During MWC 2023, Qualcomm told “01Net” that satellite video calls could arrive as early as 2026. An impressive leap when sending SMS is not yet a standard on the market.

If MWC 2023 was of course marked by a fundamental trend in connected glasses, particularly in the field of augmented reality, another more discreet trend has emerged: satellite communication via smartphone. .
At the MediaTek stand, you could attend, for example, a simulation of a satellite video call. Elsewhere, at the Qualcomm booth, our colleagues from 01Net he met Francesco Grilli, head of Snapdragon Satellite, the program that aims to democratize satellite communications on the phone.
The video call around the corner
At the moment, the different technologies presented are satisfied with an SOS from Apple, or with the sending of a simple SMS in a few seconds. We were also able to test it at MWC and the result is already very convincing with very reasonable latency. If Qualcomm waits until the end of the year to launch its offering, the San Diego firm is already imagining the future.

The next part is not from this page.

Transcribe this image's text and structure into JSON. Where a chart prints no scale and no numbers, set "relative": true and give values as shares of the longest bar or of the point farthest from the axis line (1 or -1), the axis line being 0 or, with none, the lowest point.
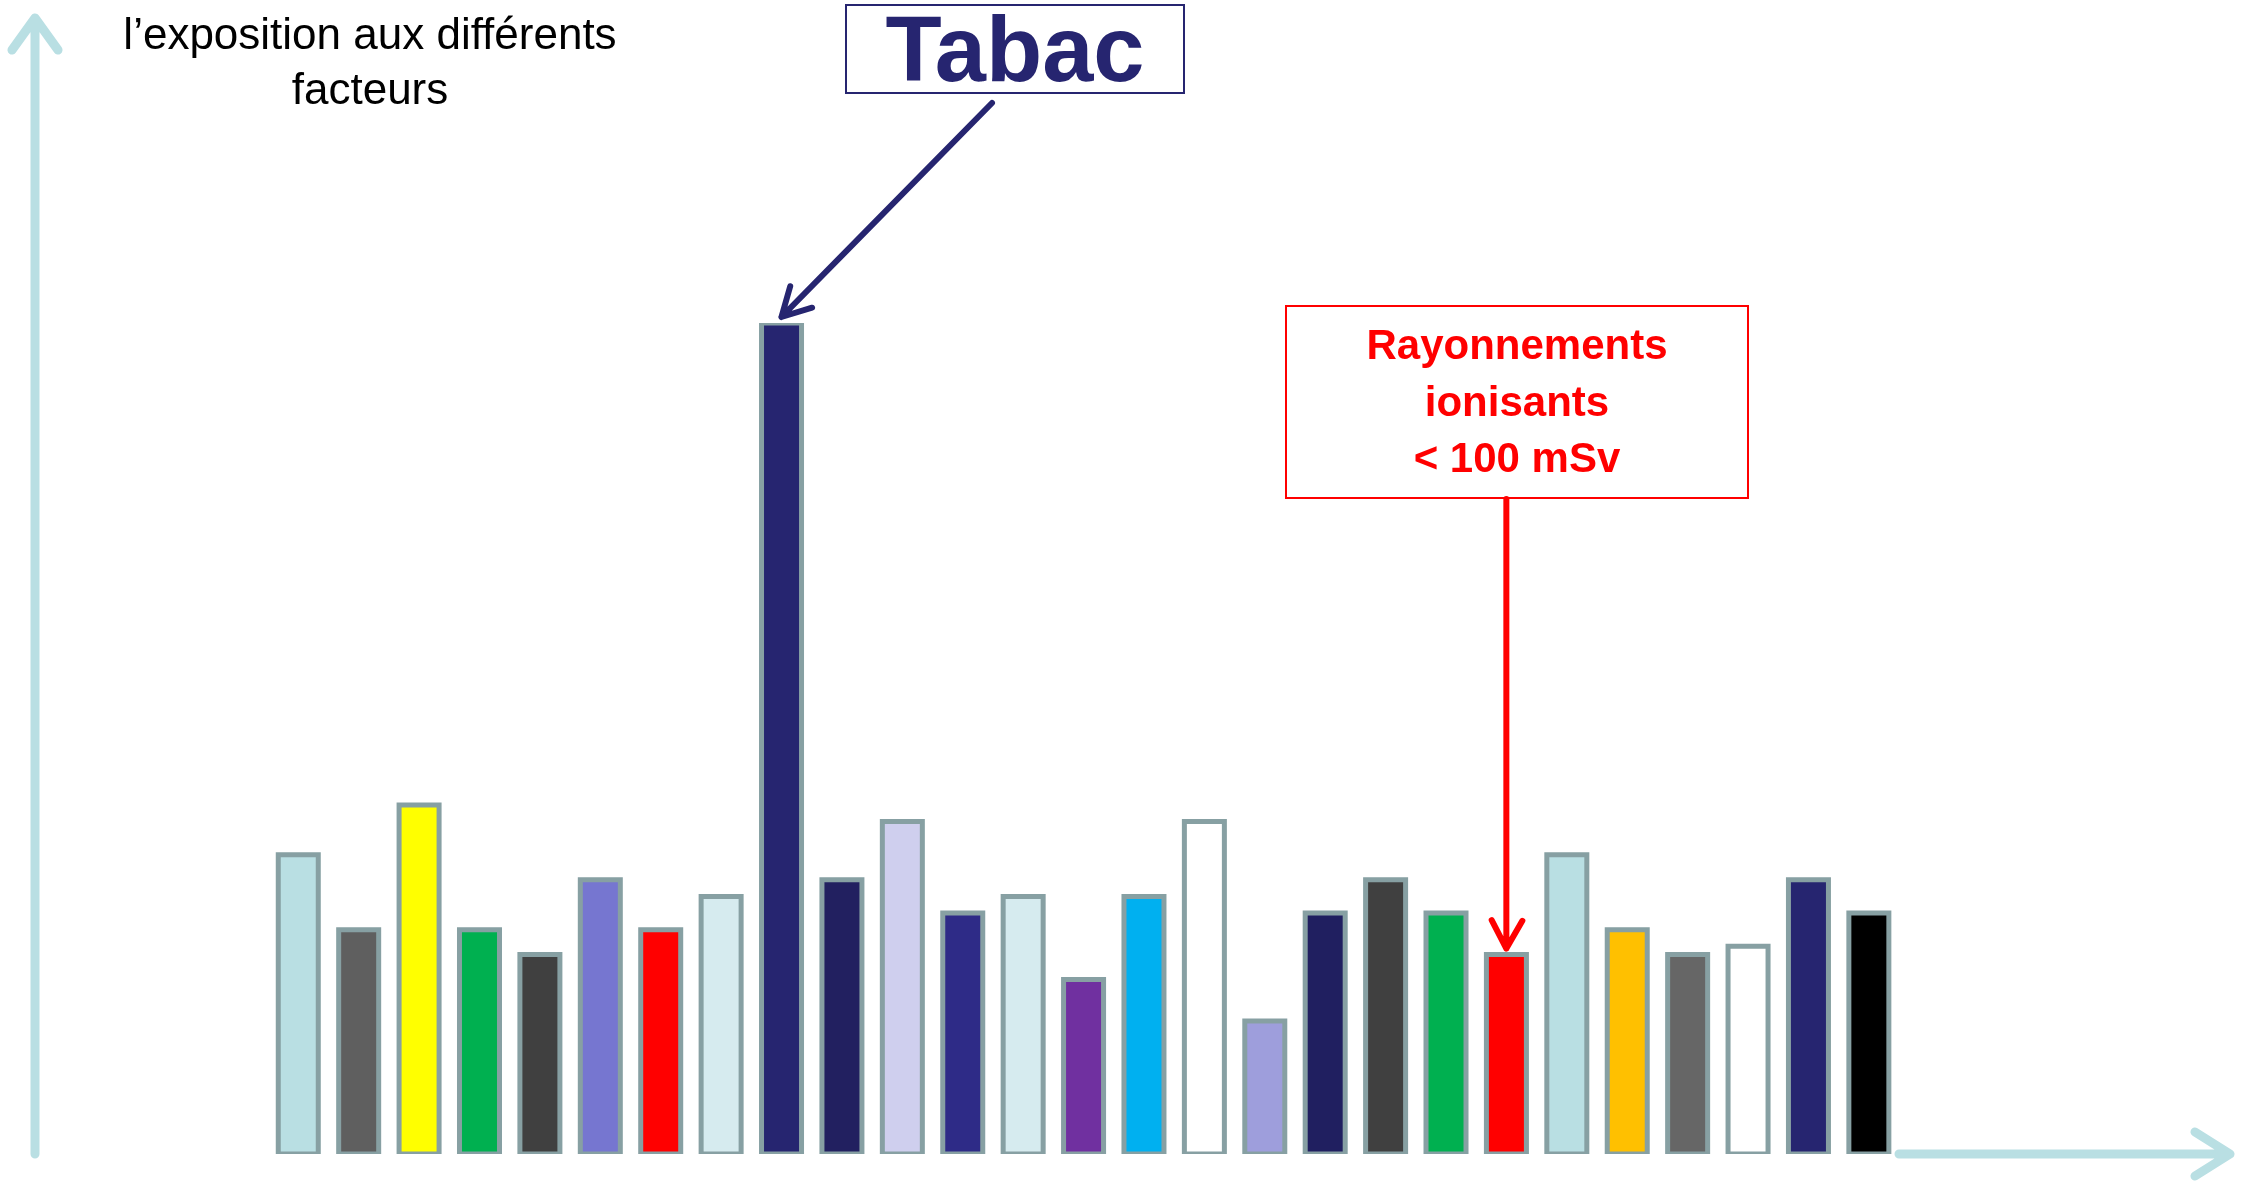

In fact, Francesco Grilli advances that “the next step will be audio and video communications”. The Italian engineer adds: “If all goes well, we will start to be able to communicate in this way at best from 2026.”
How is it possible ?
While we thought that a smartphone using satellites would require a large antenna, it turns out that this is not the case and that smartphones released in 2023 are quite capable of talking to these celestial objects. In this perspective, the video also arrives very quickly.
If a simple smartphone can talk to a satellite, this is explained by recent improvements in “ accelerometers, gyroscopes and magnetometers » From now on “integrated as standard”. Precise enough, these sensors allow for a margin of error of less than 20°. This allows you, by pointing your phone in the right direction, to communicate with the sky.
Undoubtedly, pointing out will continue to be an obligation: “When you make a phone call with your phone, you don’t point it. Modems and antennas are mobile and need to find antennas by themselves. This causes a large loss of energy and therefore limits the range of the signals. But if you narrow the transmit/receive beam to a specific point in the sky.”then the range increases the details of the engineer with01Net.
Clouds should not be able to overshadow these projects. Indeed, “the L band used by our partner Iridium extends from 1616 to 1626.5 MHz and rain or clouds have no effect on these frequencies» assures Francesco Grilli.
As you will have understood, by 2026, at the latest, we should begin to be able to experiment with the first video calls through a satellite. The uses for lost adventurers or construction workers in remote areas can be enormous.